Pressure for production of neutron weapons appeared to grow yesterday on Capitol Hill.

The House, for the second time in a month, turned back an attempt to prohibit production next year of neutron Lance missile warheads and 8-inch artillery shells during consideration of the fiscal 1979 public works bill. The vote was 259 to 67. The public works bill contains funds for the Department of Energy's nuclear weapons program.

At the same time, drafts of a Senate Armed Services Committee report on DOE's fiscal 1979 national security program were circulated containing a request for the secretary of defense to report by the end of this year "the date by which the administration intends to proceed with production" of neutron weapons "ni the absence of specific agreements by the Soviet Union to undertake . . reciprocal restraints."

But Sen. Thomas McIntyre (D-N.H.), a key member of the Senate Armed Services Committee and supporter of neutron 8-inch shells and Lance warheads, said their importance was being over-emphasized and that newly designed nuclear but nonneutron versions of the same weapons would "be effective militarily and an important enhancement of our theater nuclear forces."

President Carter said in his April 7 statement deferring production of neutron weapons that a future decision on production of the neutron weapons would be prericated on whether the Soviets responded in kind.

The president refused to say how long he would wait for a Soviet response and administration officials have since said the neutron decision was not being considered under a deadline.

Thus the Armed Services Committee request, if honored, could force the administration to set a deadline.

The committee also recommended that neutron components be produced next year "and made ready for contingency deployment."

DOE is prepared to manufacture new nuclear Lance warheads and 8-inch shells that could be turned into neutron weapons with the insertion of neutron components.

The DOE plan to modernize the currently deployed 20-year-old NATO nuclear artillery stockpile has been awaiting Defense Department and White House approval for two months.

The delay, according to DOE and Defense Department sources, stems from bureaucratic arguing over whether the new weapons and their neutron cores should be produced in two separate stages or at the same time.

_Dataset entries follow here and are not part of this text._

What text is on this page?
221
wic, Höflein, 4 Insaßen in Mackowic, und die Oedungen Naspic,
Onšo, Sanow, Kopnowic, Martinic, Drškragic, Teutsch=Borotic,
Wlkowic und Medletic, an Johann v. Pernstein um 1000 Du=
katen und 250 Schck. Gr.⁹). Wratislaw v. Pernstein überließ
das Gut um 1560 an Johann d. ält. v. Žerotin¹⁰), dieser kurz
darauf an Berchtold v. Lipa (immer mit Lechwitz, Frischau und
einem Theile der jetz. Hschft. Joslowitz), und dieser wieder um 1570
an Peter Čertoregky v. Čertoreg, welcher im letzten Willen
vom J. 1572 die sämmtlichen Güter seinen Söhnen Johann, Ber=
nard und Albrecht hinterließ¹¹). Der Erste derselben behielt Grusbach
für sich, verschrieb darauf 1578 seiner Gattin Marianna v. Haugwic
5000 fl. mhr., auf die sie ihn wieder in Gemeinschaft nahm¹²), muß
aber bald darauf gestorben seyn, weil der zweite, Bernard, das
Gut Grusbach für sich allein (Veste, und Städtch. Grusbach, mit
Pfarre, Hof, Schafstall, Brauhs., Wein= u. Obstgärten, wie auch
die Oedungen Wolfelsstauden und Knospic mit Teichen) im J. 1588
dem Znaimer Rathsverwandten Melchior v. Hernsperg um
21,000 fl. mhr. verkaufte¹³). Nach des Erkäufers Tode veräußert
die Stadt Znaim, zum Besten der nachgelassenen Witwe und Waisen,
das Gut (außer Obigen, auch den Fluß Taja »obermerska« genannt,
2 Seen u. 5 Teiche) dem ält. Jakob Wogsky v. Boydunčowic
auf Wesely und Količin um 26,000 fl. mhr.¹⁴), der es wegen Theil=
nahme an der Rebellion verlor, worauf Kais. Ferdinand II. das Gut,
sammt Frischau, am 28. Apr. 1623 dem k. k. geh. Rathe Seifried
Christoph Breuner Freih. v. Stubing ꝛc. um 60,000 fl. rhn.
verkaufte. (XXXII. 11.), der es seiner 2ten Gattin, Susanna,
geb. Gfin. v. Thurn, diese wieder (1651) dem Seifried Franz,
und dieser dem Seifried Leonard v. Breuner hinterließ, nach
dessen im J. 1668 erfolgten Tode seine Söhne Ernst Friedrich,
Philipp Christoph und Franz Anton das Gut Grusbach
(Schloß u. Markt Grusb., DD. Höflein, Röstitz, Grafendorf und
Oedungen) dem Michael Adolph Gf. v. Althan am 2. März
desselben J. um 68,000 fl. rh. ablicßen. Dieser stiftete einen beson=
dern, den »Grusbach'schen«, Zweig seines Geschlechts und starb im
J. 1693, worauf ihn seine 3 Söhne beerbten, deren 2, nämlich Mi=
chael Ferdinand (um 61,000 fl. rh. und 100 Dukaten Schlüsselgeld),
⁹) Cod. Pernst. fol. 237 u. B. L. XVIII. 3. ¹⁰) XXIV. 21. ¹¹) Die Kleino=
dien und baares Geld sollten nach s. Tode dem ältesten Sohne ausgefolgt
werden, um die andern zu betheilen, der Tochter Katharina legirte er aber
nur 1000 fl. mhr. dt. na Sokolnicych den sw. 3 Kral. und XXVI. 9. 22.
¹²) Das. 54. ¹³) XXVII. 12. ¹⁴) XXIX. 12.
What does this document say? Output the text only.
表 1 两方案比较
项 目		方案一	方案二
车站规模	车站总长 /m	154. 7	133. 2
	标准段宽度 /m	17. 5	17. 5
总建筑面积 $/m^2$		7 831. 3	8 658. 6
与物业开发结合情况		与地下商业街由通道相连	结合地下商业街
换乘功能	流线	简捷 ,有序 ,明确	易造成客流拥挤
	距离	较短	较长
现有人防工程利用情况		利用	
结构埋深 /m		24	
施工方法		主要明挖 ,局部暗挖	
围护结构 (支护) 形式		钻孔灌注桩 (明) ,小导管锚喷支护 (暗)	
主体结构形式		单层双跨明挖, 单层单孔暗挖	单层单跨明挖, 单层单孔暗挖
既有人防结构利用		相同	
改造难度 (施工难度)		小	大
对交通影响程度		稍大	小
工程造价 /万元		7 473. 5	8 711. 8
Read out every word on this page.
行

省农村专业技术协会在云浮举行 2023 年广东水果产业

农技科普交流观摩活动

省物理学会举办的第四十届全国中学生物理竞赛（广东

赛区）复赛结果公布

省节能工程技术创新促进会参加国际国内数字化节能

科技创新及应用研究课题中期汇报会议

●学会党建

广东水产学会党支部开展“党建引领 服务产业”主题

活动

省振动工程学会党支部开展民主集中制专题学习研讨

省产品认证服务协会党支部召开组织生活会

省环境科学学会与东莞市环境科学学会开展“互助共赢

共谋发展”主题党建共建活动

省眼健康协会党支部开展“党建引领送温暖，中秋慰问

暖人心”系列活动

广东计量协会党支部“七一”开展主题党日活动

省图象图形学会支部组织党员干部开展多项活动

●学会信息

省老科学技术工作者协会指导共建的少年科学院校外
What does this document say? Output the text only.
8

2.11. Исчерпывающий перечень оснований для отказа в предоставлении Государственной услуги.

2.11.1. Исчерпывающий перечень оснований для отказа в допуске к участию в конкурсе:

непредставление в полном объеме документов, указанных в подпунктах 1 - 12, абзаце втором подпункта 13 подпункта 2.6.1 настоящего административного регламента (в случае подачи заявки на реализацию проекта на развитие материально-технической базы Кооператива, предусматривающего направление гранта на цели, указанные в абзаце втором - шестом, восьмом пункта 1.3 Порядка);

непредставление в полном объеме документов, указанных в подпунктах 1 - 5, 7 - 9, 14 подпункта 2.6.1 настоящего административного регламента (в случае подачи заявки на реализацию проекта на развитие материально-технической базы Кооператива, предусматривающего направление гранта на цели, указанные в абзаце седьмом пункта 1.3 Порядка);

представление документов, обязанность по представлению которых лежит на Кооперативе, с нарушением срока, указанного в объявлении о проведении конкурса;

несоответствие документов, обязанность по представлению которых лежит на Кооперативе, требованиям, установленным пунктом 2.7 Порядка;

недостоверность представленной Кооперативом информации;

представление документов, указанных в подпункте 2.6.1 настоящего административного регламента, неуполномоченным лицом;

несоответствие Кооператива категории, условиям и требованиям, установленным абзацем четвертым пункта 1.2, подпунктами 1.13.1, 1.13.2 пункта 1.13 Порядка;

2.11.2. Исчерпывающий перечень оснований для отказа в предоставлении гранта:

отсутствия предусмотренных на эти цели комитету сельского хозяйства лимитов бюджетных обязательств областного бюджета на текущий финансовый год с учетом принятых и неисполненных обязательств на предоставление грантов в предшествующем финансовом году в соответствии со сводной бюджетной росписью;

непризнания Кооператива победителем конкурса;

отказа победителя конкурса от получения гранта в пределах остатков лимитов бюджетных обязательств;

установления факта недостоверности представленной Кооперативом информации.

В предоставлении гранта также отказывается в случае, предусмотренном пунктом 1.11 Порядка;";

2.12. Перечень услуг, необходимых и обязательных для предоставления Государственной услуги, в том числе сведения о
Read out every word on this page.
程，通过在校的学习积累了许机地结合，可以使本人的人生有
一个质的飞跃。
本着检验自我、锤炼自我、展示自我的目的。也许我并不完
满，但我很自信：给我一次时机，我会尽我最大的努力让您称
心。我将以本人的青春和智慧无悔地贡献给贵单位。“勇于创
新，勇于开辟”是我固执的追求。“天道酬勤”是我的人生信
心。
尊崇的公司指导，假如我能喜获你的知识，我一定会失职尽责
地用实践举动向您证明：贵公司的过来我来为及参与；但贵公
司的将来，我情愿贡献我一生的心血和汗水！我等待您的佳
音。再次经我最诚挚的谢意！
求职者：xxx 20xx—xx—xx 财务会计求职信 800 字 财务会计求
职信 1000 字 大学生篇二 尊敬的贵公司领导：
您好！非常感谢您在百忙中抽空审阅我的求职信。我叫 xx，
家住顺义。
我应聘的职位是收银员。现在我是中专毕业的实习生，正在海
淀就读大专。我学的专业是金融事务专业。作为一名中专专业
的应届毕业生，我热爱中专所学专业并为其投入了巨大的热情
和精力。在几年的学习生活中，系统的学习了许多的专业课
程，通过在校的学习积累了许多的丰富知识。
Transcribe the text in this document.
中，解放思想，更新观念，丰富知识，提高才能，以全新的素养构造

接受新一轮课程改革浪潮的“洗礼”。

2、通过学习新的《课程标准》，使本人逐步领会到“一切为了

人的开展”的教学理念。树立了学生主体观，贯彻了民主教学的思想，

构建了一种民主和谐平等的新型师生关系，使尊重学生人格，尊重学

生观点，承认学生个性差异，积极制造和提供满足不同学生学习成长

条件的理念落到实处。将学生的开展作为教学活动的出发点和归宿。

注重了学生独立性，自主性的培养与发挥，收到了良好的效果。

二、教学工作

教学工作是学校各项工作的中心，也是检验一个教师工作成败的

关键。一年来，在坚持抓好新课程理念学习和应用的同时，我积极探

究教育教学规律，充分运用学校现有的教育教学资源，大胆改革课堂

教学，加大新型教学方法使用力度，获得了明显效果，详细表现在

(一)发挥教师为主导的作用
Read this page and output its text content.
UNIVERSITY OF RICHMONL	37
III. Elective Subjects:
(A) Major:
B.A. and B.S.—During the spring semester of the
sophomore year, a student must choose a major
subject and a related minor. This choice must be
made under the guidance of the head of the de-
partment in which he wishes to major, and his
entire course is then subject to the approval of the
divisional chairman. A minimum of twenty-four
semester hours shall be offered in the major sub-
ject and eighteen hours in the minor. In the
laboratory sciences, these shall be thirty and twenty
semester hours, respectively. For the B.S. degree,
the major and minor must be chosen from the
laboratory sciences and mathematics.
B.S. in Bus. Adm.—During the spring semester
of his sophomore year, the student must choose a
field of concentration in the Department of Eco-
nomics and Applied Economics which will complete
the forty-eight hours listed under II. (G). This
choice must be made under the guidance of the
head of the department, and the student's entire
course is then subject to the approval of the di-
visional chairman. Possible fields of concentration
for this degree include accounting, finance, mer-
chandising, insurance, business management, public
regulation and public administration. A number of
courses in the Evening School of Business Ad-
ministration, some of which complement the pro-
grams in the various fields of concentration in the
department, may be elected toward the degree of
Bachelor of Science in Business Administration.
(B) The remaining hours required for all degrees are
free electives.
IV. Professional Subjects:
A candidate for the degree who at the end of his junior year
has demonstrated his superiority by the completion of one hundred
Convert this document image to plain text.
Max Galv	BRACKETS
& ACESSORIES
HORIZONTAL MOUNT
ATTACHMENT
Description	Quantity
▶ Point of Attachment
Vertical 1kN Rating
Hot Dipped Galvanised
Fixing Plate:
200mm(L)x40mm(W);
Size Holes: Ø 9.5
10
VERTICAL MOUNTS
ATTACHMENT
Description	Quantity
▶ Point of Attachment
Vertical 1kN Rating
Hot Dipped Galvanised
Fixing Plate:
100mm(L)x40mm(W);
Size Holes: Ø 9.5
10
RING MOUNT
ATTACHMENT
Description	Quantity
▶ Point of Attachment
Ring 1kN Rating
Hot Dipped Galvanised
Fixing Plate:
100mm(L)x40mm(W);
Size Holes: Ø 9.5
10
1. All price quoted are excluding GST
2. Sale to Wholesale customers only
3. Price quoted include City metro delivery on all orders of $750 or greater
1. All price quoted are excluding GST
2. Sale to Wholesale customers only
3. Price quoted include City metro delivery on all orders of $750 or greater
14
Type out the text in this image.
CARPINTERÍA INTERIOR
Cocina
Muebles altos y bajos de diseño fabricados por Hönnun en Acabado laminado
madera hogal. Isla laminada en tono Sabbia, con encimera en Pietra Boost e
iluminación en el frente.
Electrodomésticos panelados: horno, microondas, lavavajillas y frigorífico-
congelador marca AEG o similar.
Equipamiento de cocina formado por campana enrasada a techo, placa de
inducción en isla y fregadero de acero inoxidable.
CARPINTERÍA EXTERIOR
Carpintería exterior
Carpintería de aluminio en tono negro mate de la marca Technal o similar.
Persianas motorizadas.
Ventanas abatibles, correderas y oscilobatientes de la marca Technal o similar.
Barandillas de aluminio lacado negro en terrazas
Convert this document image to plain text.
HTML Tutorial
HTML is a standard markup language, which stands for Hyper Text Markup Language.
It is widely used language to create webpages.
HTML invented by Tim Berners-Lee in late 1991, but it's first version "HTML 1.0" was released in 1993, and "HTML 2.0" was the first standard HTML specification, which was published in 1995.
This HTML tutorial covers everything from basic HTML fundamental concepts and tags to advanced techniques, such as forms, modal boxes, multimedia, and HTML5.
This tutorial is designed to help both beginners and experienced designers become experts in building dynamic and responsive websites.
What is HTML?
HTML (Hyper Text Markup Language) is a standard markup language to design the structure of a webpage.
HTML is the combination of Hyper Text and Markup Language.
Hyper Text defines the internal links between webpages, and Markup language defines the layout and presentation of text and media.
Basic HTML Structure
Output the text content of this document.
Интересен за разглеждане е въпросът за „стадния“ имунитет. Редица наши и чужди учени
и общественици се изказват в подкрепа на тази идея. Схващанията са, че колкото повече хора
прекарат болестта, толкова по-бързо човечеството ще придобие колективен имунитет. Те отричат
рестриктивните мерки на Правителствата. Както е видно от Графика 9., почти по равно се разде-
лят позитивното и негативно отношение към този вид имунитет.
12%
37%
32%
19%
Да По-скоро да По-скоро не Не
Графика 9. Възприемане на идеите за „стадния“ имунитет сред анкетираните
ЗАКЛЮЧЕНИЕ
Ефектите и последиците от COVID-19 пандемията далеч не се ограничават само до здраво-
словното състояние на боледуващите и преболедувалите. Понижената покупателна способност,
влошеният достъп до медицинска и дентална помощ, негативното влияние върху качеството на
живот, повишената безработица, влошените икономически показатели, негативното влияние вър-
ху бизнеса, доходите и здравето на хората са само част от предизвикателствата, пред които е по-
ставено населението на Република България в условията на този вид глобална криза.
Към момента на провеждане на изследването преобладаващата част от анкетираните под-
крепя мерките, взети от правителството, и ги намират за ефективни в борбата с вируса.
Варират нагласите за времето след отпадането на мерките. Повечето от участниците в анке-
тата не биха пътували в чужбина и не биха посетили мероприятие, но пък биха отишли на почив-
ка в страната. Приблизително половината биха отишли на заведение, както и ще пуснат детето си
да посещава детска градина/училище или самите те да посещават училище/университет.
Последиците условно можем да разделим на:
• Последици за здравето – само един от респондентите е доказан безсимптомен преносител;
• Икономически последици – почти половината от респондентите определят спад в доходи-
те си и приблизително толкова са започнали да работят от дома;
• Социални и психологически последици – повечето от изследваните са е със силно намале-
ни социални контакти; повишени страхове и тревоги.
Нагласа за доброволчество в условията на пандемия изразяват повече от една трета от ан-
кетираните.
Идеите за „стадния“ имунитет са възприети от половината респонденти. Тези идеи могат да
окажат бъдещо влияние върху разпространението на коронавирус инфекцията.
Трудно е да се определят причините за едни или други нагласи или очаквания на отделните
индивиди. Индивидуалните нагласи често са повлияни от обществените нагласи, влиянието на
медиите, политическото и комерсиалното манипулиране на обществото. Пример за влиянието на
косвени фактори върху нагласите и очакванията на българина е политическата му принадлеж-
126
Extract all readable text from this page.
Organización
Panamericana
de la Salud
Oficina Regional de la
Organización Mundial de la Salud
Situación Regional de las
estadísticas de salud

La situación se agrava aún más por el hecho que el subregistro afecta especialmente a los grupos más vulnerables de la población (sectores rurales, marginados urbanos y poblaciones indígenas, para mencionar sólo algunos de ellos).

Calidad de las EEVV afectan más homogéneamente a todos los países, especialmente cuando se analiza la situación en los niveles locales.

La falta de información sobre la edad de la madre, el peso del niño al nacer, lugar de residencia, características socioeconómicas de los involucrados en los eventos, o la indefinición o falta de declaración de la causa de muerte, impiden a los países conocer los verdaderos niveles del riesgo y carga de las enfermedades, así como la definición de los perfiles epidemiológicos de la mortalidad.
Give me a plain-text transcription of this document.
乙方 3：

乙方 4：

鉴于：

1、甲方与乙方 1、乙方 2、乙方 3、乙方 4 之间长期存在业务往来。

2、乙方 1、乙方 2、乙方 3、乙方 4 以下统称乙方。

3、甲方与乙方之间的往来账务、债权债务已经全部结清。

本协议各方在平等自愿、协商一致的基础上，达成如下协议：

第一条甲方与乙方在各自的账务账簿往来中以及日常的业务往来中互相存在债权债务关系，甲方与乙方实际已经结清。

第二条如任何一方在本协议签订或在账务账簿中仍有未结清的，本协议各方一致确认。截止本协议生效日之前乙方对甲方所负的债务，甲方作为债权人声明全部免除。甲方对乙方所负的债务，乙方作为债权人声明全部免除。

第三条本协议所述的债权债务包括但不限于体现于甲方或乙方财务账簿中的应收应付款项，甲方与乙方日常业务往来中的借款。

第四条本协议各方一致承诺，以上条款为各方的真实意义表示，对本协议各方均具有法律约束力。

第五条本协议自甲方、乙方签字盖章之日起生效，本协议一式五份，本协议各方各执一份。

Some sources have argued the non-neutron "emasculated" nuclear weapons would be so low in yield as to be ineffective.

McIntyre, in separate views to the Armed Services Committee report, said that "senior, seasoned, uniformed military witnesses unambiguously testified that the new designs, even without enhanced radiation . . . would be effective militarily . . ."

He also chided his colleagues on their request for reports from the administration, saying this "perpetuates this misplaced emphasis on the controversy" over neutron weapons, which he terms "only one aspect of our modernization of theater nuclear forces."

McIntyre argued that the longer range, safety and security features and quicker loading time of the new nonneutron but nuclear Lance warhead and artillery shell "provide military advantages (over current weapons) at least as significant as the enhanced radiation feature."

Yesterday's House debate and vote showed a further decline in the number of members who oppose neutron weapons.

The amendment to prohibit production, offered by Rep, Ted Weiss (D-N.Y.) received 23 fewer favorable votes than a similar proposal one month ago.

Last year, there were 109 House votes against neutron weapon production.

The decline in debating time was also significant. Last year, discussion went two full days. A month ago it was several hours stretched over two sessions. yesterday it consumed less than an hour.

An amendment put on last year's money bill gave Congress 45 days to veto a presidential production decision to produce neutron weapons. Last month, an attempt to attach similar language to the DOE authroization bill failed on a voice vote. Yesterday it was not offered.